Artificial intelligence (AI) is beginning to change cybersecurity. This report takes a comprehensive look across cybersecurity to anticipate whether those changes will help cyber defense or offense. Rather than a single answer, there are many ways that AI will help both cyber attackers and defenders. The report finds that there are also several actions that defenders can take to tilt the odds to their favor.Download Full Report
The cyber domain touches nearly all systems and aspects of society, so any changes to the relative offense-defense balance in cyber could be very impactful. As a digital technology, AI can be expected to have a more direct effect on those balances than in other domains.

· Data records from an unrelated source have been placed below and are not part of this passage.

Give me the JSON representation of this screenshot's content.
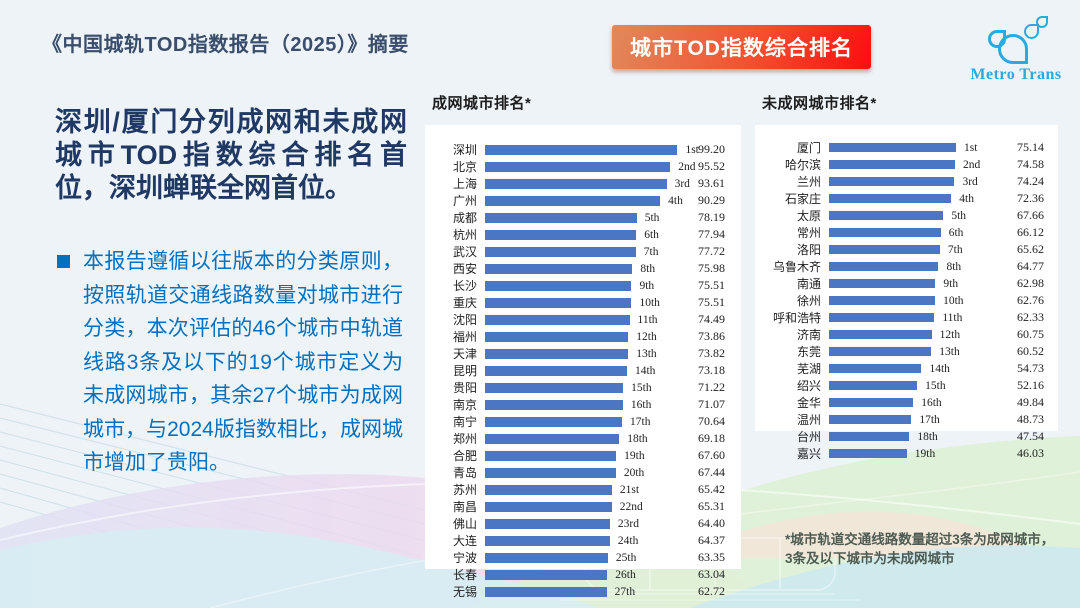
{
  "header": {
    "title": "《中国城轨TOD指数报告（2025）》摘要",
    "badge_label": "城市TOD指数综合排名",
    "logo_text": "Metro Trans"
  },
  "summary": {
    "headline": "深圳/厦门分列成网和未成网城市TOD指数综合排名首位，深圳蝉联全网首位。",
    "bullet_text": "本报告遵循以往版本的分类原则，按照轨道交通线路数量对城市进行分类，本次评估的46个城市中轨道线路3条及以下的19个城市定义为未成网城市，其余27个城市为成网城市，与2024版指数相比，成网城市增加了贵阳。"
  },
  "footnote": {
    "line1": "*城市轨道交通线路数量超过3条为成网城市，",
    "line2": "3条及以下城市为未成网城市"
  },
  "colors": {
    "bar": "#4a76c4",
    "headline": "#1f3864",
    "bullet_text": "#0070c0",
    "header_title": "#3a4d6b",
    "badge_gradient_start": "#e08a5c",
    "badge_gradient_end": "#fb0e0e",
    "logo": "#29abe2"
  },
  "chart_data": [
    {
      "type": "bar",
      "orientation": "horizontal",
      "title": "成网城市排名*",
      "xlabel": "",
      "ylabel": "",
      "xlim": [
        0,
        100
      ],
      "grid": false,
      "legend": null,
      "categories": [
        "深圳",
        "北京",
        "上海",
        "广州",
        "成都",
        "杭州",
        "武汉",
        "西安",
        "长沙",
        "重庆",
        "沈阳",
        "福州",
        "天津",
        "昆明",
        "贵阳",
        "南京",
        "南宁",
        "郑州",
        "合肥",
        "青岛",
        "苏州",
        "南昌",
        "佛山",
        "大连",
        "宁波",
        "长春",
        "无锡"
      ],
      "values": [
        99.2,
        95.52,
        93.61,
        90.29,
        78.19,
        77.94,
        77.72,
        75.98,
        75.51,
        75.51,
        74.49,
        73.86,
        73.82,
        73.18,
        71.22,
        71.07,
        70.64,
        69.18,
        67.6,
        67.44,
        65.42,
        65.31,
        64.4,
        64.37,
        63.35,
        63.04,
        62.72
      ],
      "value_labels": [
        "99.20",
        "95.52",
        "93.61",
        "90.29",
        "78.19",
        "77.94",
        "77.72",
        "75.98",
        "75.51",
        "75.51",
        "74.49",
        "73.86",
        "73.82",
        "73.18",
        "71.22",
        "71.07",
        "70.64",
        "69.18",
        "67.60",
        "67.44",
        "65.42",
        "65.31",
        "64.40",
        "64.37",
        "63.35",
        "63.04",
        "62.72"
      ],
      "rank_labels": [
        "1st",
        "2nd",
        "3rd",
        "4th",
        "5th",
        "6th",
        "7th",
        "8th",
        "9th",
        "10th",
        "11th",
        "12th",
        "13th",
        "14th",
        "15th",
        "16th",
        "17th",
        "18th",
        "19th",
        "20th",
        "21st",
        "22nd",
        "23rd",
        "24th",
        "25th",
        "26th",
        "27th"
      ]
    },
    {
      "type": "bar",
      "orientation": "horizontal",
      "title": "未成网城市排名*",
      "xlabel": "",
      "ylabel": "",
      "xlim": [
        0,
        100
      ],
      "grid": false,
      "legend": null,
      "categories": [
        "厦门",
        "哈尔滨",
        "兰州",
        "石家庄",
        "太原",
        "常州",
        "洛阳",
        "乌鲁木齐",
        "南通",
        "徐州",
        "呼和浩特",
        "济南",
        "东莞",
        "芜湖",
        "绍兴",
        "金华",
        "温州",
        "台州",
        "嘉兴"
      ],
      "values": [
        75.14,
        74.58,
        74.24,
        72.36,
        67.66,
        66.12,
        65.62,
        64.77,
        62.98,
        62.76,
        62.33,
        60.75,
        60.52,
        54.73,
        52.16,
        49.84,
        48.73,
        47.54,
        46.03
      ],
      "value_labels": [
        "75.14",
        "74.58",
        "74.24",
        "72.36",
        "67.66",
        "66.12",
        "65.62",
        "64.77",
        "62.98",
        "62.76",
        "62.33",
        "60.75",
        "60.52",
        "54.73",
        "52.16",
        "49.84",
        "48.73",
        "47.54",
        "46.03"
      ],
      "rank_labels": [
        "1st",
        "2nd",
        "3rd",
        "4th",
        "5th",
        "6th",
        "7th",
        "8th",
        "9th",
        "10th",
        "11th",
        "12th",
        "13th",
        "14th",
        "15th",
        "16th",
        "17th",
        "18th",
        "19th"
      ]
    }
  ]
}
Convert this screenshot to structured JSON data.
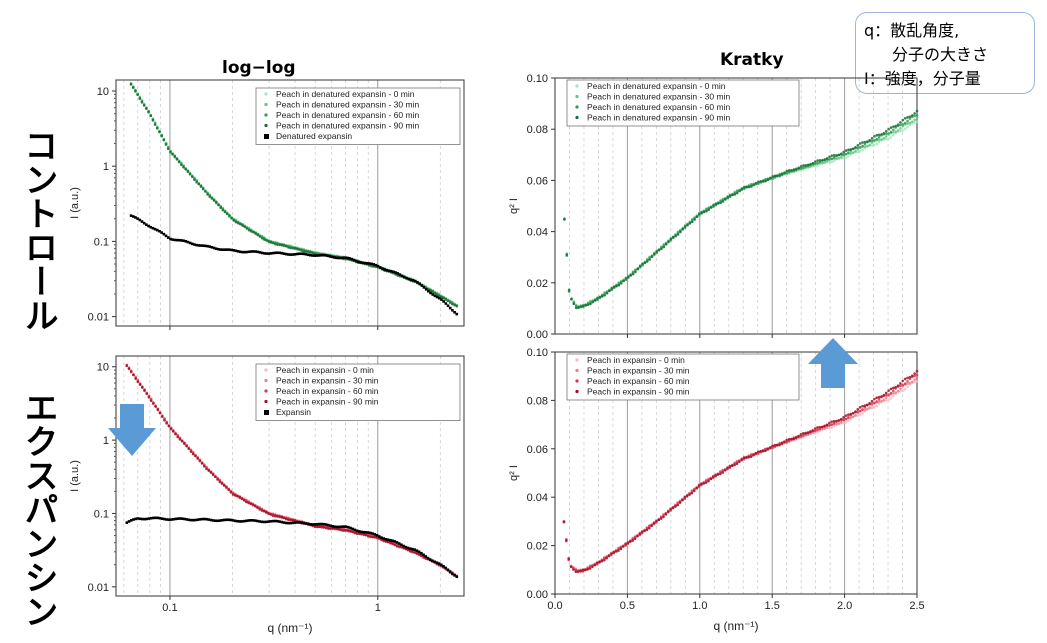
{
  "row_labels": {
    "top": "コントロール",
    "bottom": "エクスパンシン"
  },
  "column_titles": {
    "left": "log−log",
    "right": "Kratky"
  },
  "info_box": {
    "line1": "q：散乱角度,",
    "line2": "分子の大きさ",
    "line3": "I：強度，分子量"
  },
  "colors": {
    "control_series": [
      "#a8e4bc",
      "#5cc97e",
      "#2f9e55",
      "#1a6b36"
    ],
    "expansin_series": [
      "#f6b8c2",
      "#ec7d8f",
      "#d8364e",
      "#9e0f26"
    ],
    "reference": "#000000",
    "arrow": "#5b9bd5"
  },
  "arrows": [
    {
      "name": "down-arrow",
      "direction": "down"
    },
    {
      "name": "up-arrow",
      "direction": "up"
    }
  ],
  "chart_data": [
    {
      "id": "control-loglog",
      "type": "scatter",
      "xscale": "log",
      "yscale": "log",
      "xlim": [
        0.055,
        2.6
      ],
      "ylim": [
        0.0075,
        14
      ],
      "xticks": [
        0.1,
        1
      ],
      "xtick_labels": [
        "",
        ""
      ],
      "yticks": [
        0.01,
        0.1,
        1,
        10
      ],
      "ytick_labels": [
        "0.01",
        "0.1",
        "1",
        "10"
      ],
      "xlabel": "",
      "ylabel": "I (a.u.)",
      "grid": "vertical-dashed",
      "legend_position": "top-right",
      "series": [
        {
          "name": "Peach in denatured expansin - 0 min",
          "curve": "peach"
        },
        {
          "name": "Peach in denatured expansin - 30 min",
          "curve": "peach"
        },
        {
          "name": "Peach in denatured expansin - 60 min",
          "curve": "peach"
        },
        {
          "name": "Peach in denatured expansin - 90 min",
          "curve": "peach"
        },
        {
          "name": "Denatured expansin",
          "curve": "reference",
          "x": [
            0.065,
            0.08,
            0.1,
            0.15,
            0.2,
            0.3,
            0.5,
            0.7,
            1.0,
            1.5,
            2.0,
            2.4
          ],
          "y": [
            0.22,
            0.16,
            0.11,
            0.085,
            0.075,
            0.07,
            0.066,
            0.06,
            0.047,
            0.03,
            0.017,
            0.011
          ]
        }
      ],
      "peach_curve": {
        "x": [
          0.065,
          0.08,
          0.1,
          0.15,
          0.2,
          0.3,
          0.5,
          0.7,
          1.0,
          1.5,
          2.0,
          2.4
        ],
        "y": [
          12.5,
          5.0,
          1.6,
          0.45,
          0.2,
          0.1,
          0.07,
          0.06,
          0.046,
          0.03,
          0.019,
          0.014
        ]
      }
    },
    {
      "id": "control-kratky",
      "type": "scatter",
      "xlim": [
        0,
        2.5
      ],
      "ylim": [
        0,
        0.1
      ],
      "xticks": [
        0.5,
        1.0,
        1.5,
        2.0
      ],
      "xtick_labels": [
        "",
        "",
        "",
        ""
      ],
      "yticks": [
        0,
        0.02,
        0.04,
        0.06,
        0.08,
        0.1
      ],
      "ytick_labels": [
        "0.00",
        "0.02",
        "0.04",
        "0.06",
        "0.08",
        "0.10"
      ],
      "xlabel": "",
      "ylabel": "q² I",
      "grid": "vertical-dashed",
      "legend_position": "top-left",
      "series": [
        {
          "name": "Peach in denatured expansin - 0 min"
        },
        {
          "name": "Peach in denatured expansin - 30 min"
        },
        {
          "name": "Peach in denatured expansin - 60 min"
        },
        {
          "name": "Peach in denatured expansin - 90 min"
        }
      ],
      "curve": {
        "x": [
          0.065,
          0.1,
          0.15,
          0.2,
          0.3,
          0.5,
          0.7,
          1.0,
          1.3,
          1.6,
          2.0,
          2.3,
          2.5
        ],
        "y": [
          0.045,
          0.015,
          0.0105,
          0.011,
          0.014,
          0.022,
          0.032,
          0.047,
          0.057,
          0.063,
          0.07,
          0.078,
          0.085
        ]
      }
    },
    {
      "id": "expansin-loglog",
      "type": "scatter",
      "xscale": "log",
      "yscale": "log",
      "xlim": [
        0.055,
        2.6
      ],
      "ylim": [
        0.0075,
        14
      ],
      "xticks": [
        0.1,
        1
      ],
      "xtick_labels": [
        "0.1",
        "1"
      ],
      "yticks": [
        0.01,
        0.1,
        1,
        10
      ],
      "ytick_labels": [
        "0.01",
        "0.1",
        "1",
        "10"
      ],
      "xlabel": "q (nm⁻¹)",
      "ylabel": "I (a.u.)",
      "grid": "vertical-dashed",
      "legend_position": "top-right",
      "series": [
        {
          "name": "Peach in expansin - 0 min",
          "curve": "peach"
        },
        {
          "name": "Peach in expansin - 30 min",
          "curve": "peach"
        },
        {
          "name": "Peach in expansin - 60 min",
          "curve": "peach"
        },
        {
          "name": "Peach in expansin - 90 min",
          "curve": "peach"
        },
        {
          "name": "Expansin",
          "curve": "reference",
          "x": [
            0.062,
            0.07,
            0.08,
            0.1,
            0.15,
            0.2,
            0.3,
            0.5,
            0.7,
            1.0,
            1.5,
            2.0,
            2.4
          ],
          "y": [
            0.075,
            0.085,
            0.086,
            0.084,
            0.082,
            0.08,
            0.078,
            0.072,
            0.065,
            0.05,
            0.032,
            0.02,
            0.014
          ]
        }
      ],
      "peach_curve": {
        "x": [
          0.062,
          0.08,
          0.1,
          0.15,
          0.2,
          0.3,
          0.5,
          0.7,
          1.0,
          1.5,
          2.0,
          2.4
        ],
        "y": [
          10.5,
          3.8,
          1.5,
          0.42,
          0.19,
          0.1,
          0.068,
          0.06,
          0.047,
          0.03,
          0.02,
          0.014
        ]
      }
    },
    {
      "id": "expansin-kratky",
      "type": "scatter",
      "xlim": [
        0,
        2.5
      ],
      "ylim": [
        0,
        0.1
      ],
      "xticks": [
        0.0,
        0.5,
        1.0,
        1.5,
        2.0,
        2.5
      ],
      "xtick_labels": [
        "0.0",
        "0.5",
        "1.0",
        "1.5",
        "2.0",
        "2.5"
      ],
      "yticks": [
        0,
        0.02,
        0.04,
        0.06,
        0.08,
        0.1
      ],
      "ytick_labels": [
        "0.00",
        "0.02",
        "0.04",
        "0.06",
        "0.08",
        "0.10"
      ],
      "xlabel": "q (nm⁻¹)",
      "ylabel": "q² I",
      "grid": "vertical-dashed",
      "legend_position": "top-left",
      "series": [
        {
          "name": "Peach in expansin - 0 min"
        },
        {
          "name": "Peach in expansin - 30 min"
        },
        {
          "name": "Peach in expansin - 60 min"
        },
        {
          "name": "Peach in expansin - 90 min"
        }
      ],
      "curve": {
        "x": [
          0.062,
          0.1,
          0.15,
          0.2,
          0.3,
          0.5,
          0.7,
          1.0,
          1.3,
          1.6,
          2.0,
          2.3,
          2.5
        ],
        "y": [
          0.03,
          0.012,
          0.0095,
          0.0098,
          0.013,
          0.021,
          0.03,
          0.045,
          0.056,
          0.063,
          0.072,
          0.082,
          0.09
        ]
      }
    }
  ]
}
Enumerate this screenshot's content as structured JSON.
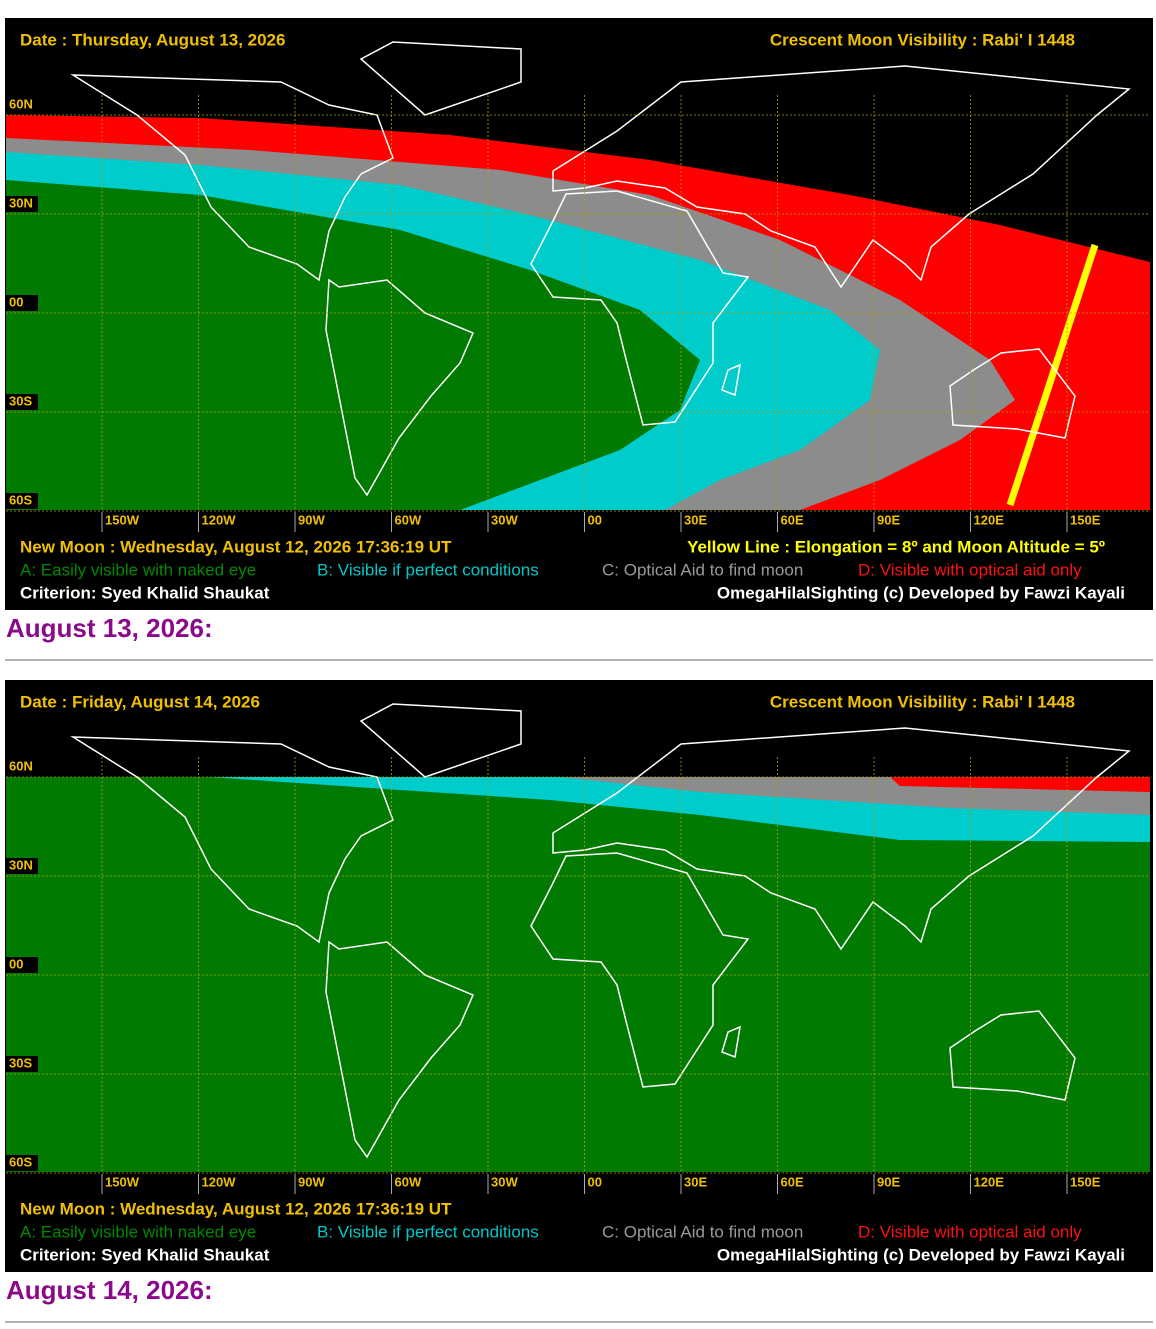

To assess how AI may affect the offense-defense balance within cyber, we collected arguments for an offensive or defensive bias in various aspects of cyber operations as well as arguments for what gives cyber its unique character. We then considered how varying levels of AI advancement might strengthen, weaken, or alter those arguments. The results of that analysis are grouped into five categories: Changes to the Digital Ecosystem, Hardening Digital Environments, Tactical Aspects of Digital Engagements, Incentives and Opportunities, and Strategic Effects on Conflict and Crisis.
There is no single answer to the question of whether AI will make cyber offense or defense dominant. Cyber attackers and defenders have too many different goals that can be achieved in multiple ways, but AI is likely to change the cyber landscape in ways that can be predicted and perhaps controlled to some extent.
Although AI will increase the scope of defensive tasks by making the digital ecosystem larger and more complex, it may also reduce the scope of defensive tasks in other ways, such as by decreasing the number of network connections to monitor. AI systems could replace known human weaknesses, but AI components are often vulnerable. AI components could also aggregate too much information or control into high-risk digital targets, and eliminating manual controls could reduce resilience during attacks. As system designers, acquisition officials, and users incorporate or implement AI, they will decide how much risk to accept along each of these lines.
AI also promises to further harden digital environments by performing tasks that currently overwhelm defenders. If these tasks can be done reliably by AI and if defenders can keep up with faster discoveries of new vulnerabilities and attack tactics, then defenders can take advantage of their ability to impose delays and frictions to gain more from AI than attackers. Doing so could prevent AI from enticing new threat actors and could limit the strategic benefits that aggressors might see from AI’s increase in speed and scale. But that defensive advantage is far from guaranteed and there are several missteps that could push the balance toward offense instead of defense in the years to come.